Il 19 maggio del 2006 Romano Prodi ottenne sul filo di lana la fiducia al Senato. Decisivi i senatori a vita. Tutti? No, all’appello mancarono Giulio Andreotti e Sergio Pininfarina. Il primo scottato dalla bruciante sconfitta nella corsa alla presidenza di Palazzo Madama.

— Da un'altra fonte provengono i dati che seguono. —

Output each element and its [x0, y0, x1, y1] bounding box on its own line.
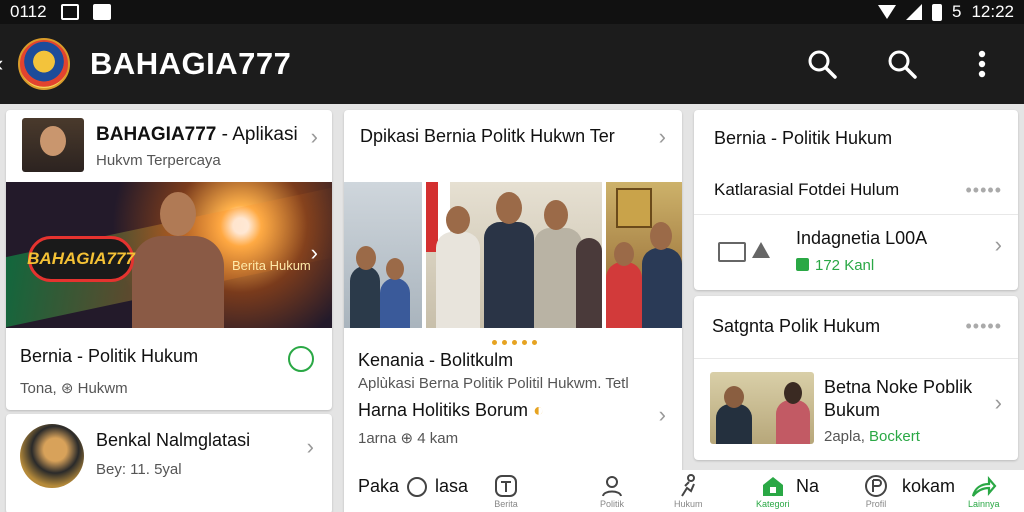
nav-item-berita[interactable]: Berita: [494, 474, 518, 509]
news-link-meta-b: 4 kam: [417, 430, 459, 447]
app-bar: ‹ BAHAGIA777: [0, 24, 1024, 104]
nav-item-kategori[interactable]: Kategori: [756, 474, 790, 509]
app-title: BAHAGIA777: [90, 46, 292, 81]
clock-icon: ⊕: [400, 430, 414, 447]
nav-label: Berita: [494, 499, 518, 509]
search-icon: [888, 50, 917, 79]
category-card-subtitle: Katlarasial Fotdei Hulum: [714, 180, 900, 199]
featured-app-subtitle: Hukvm Terpercaya: [96, 152, 221, 169]
bottom-row-label-a: Paka: [358, 476, 400, 496]
category-item-meta-a: 2apla,: [824, 428, 865, 445]
share-icon: [971, 476, 997, 497]
more-vert-icon: [978, 50, 986, 78]
category-card-title: Satgnta Polik Hukum: [712, 316, 881, 336]
chevron-right-icon: ›: [306, 434, 314, 459]
status-time: 12:22: [971, 2, 1014, 21]
app-notification-icon: [92, 4, 111, 20]
bottom-row-label-b: lasa: [435, 476, 469, 496]
item-avatar: [20, 424, 84, 488]
home-icon: [762, 477, 783, 496]
nav-item-lainnya[interactable]: Lainnya: [968, 474, 1000, 509]
user-icon: [602, 476, 622, 497]
status-bar: 0112 5 12:22: [0, 0, 1024, 24]
more-menu-button[interactable]: [962, 44, 1002, 84]
search-icon: [808, 50, 837, 79]
wifi-icon: [877, 5, 896, 19]
carousel-indicator: [492, 340, 537, 345]
news-link-title[interactable]: Harna Holitiks Borum: [358, 400, 528, 420]
monitor-icon: [718, 242, 746, 262]
article-meta-a: Tona,: [20, 380, 57, 397]
news-photo-1[interactable]: [344, 182, 422, 328]
chevron-right-icon: ›: [310, 124, 318, 149]
nav-label: Politik: [600, 499, 625, 509]
featured-app-title: BAHAGIA777: [96, 124, 217, 145]
news-section-desc: Aplùkasi Berna Politik Politil Hukwm. Te…: [358, 375, 629, 392]
news-card[interactable]: Dpikasi Bernia Politk Hukwn Ter › Kenani…: [344, 110, 682, 512]
chevron-right-icon: ›: [994, 390, 1002, 415]
news-photo-3[interactable]: [606, 182, 682, 328]
banner-next-icon[interactable]: ›: [311, 240, 318, 266]
chat-icon[interactable]: [288, 346, 314, 372]
run-icon: [681, 474, 696, 497]
item-thumbnail: [710, 372, 814, 444]
featured-app-title-suffix: - Aplikasi: [216, 124, 298, 145]
profile-icon: [865, 475, 887, 497]
notification-icon: [60, 4, 79, 20]
bookmark-icon[interactable]: ◐: [533, 400, 544, 420]
search-button[interactable]: [802, 44, 842, 84]
nav-label: Profil: [865, 499, 887, 509]
warning-icon: [752, 242, 770, 258]
banner-brand-logo: BAHAGIA777: [27, 236, 135, 282]
nav-text-kokam: kokam: [902, 476, 956, 496]
promo-banner[interactable]: BAHAGIA777 Berita Hukum ›: [6, 182, 332, 328]
nav-item-hukum[interactable]: Hukum: [674, 474, 703, 509]
app-logo: [18, 38, 70, 90]
banner-person-image: [132, 192, 224, 328]
category-item-meta-b: Bockert: [869, 428, 920, 445]
more-horiz-icon[interactable]: •••••: [965, 180, 1002, 201]
badge-icon: [796, 258, 809, 271]
category-item-title: Betna Noke Poblik Bukum: [824, 377, 973, 420]
article-meta-b: Hukwm: [77, 380, 128, 397]
news-section-title: Kenania - Bolitkulm: [358, 350, 514, 370]
nav-text-na: Na: [796, 476, 820, 496]
chevron-right-icon: ›: [994, 232, 1002, 257]
circle-icon: [407, 476, 428, 497]
category-card[interactable]: Bernia - Politik Hukum Katlarasial Fotde…: [694, 110, 1018, 290]
category-card[interactable]: Satgnta Polik Hukum ••••• Betna Noke Pob…: [694, 296, 1018, 460]
app-avatar: [22, 118, 84, 172]
list-item-meta: Bey: 11. 5yal: [96, 461, 182, 478]
category-icon: ⊛: [60, 380, 74, 397]
nav-label: Lainnya: [968, 499, 1000, 509]
nav-label: Hukum: [674, 499, 703, 509]
signal-icon: [905, 4, 922, 20]
category-item-title: Indagnetia L00A: [796, 228, 928, 248]
category-card-title: Bernia - Politik Hukum: [714, 128, 893, 148]
news-photo-2[interactable]: [426, 182, 602, 328]
more-horiz-icon[interactable]: •••••: [965, 316, 1002, 337]
status-time-left: 0112: [10, 2, 47, 21]
nav-item-politik[interactable]: Politik: [600, 474, 624, 509]
banner-caption: Berita Hukum: [232, 258, 311, 273]
back-icon[interactable]: ‹: [0, 51, 14, 77]
chevron-right-icon: ›: [658, 402, 666, 427]
nav-label: Kategori: [756, 499, 790, 509]
nav-item-profil[interactable]: Profil: [864, 474, 888, 509]
category-item-meta: 172 Kanl: [815, 257, 875, 274]
list-item-title: Benkal Nalmglatasi: [96, 430, 251, 450]
bottom-navigation: Paka lasa Berita Politik Hukum Kategori …: [344, 470, 1024, 512]
chevron-right-icon: ›: [658, 124, 666, 149]
battery-icon: [931, 3, 942, 21]
battery-level: 5: [951, 2, 962, 21]
list-item[interactable]: Benkal Nalmglatasi Bey: 11. 5yal ›: [6, 414, 332, 512]
featured-app-card[interactable]: BAHAGIA777 - Aplikasi Hukvm Terpercaya ›…: [6, 110, 332, 410]
article-title: Bernia - Politik Hukum: [20, 346, 199, 366]
search-alt-button[interactable]: [882, 44, 922, 84]
news-link-meta-a: 1arna: [358, 430, 397, 447]
news-card-header: Dpikasi Bernia Politk Hukwn Ter: [360, 126, 615, 146]
t-icon: [495, 475, 517, 497]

Il secondo per uno stato di salute che non gli permise mai di partecipare regolarmente ai lavori dell’Aula.

Ma il 28 febbraio di due anni dopo, il patron di uno dei marchi italiani più prestigiosi nel mondo arrivò a sorpresa nell’emiciclo. E rispose all’appello per il voto di fiducia cruciale per le sorti dell’esecutivo di centrosinistra. Si astenne (al Senato l’astensione viene conteggiata come voto contrario) e, ancora una volta insieme ad Andreotti, segnò la fine della seconda esperienza prodiana a Palazzo Chigi. La sua non fu una posizione pregiudiziale.

Chiacchierando con gli amici, fin dall’inizio confidò che l’esperienza di un esecutivo non poteva dipendere dal voto di una manciata di anziani signori che, come lui, si trovavano in Parlamento un po’ per caso, non espressione della volontà del popolo.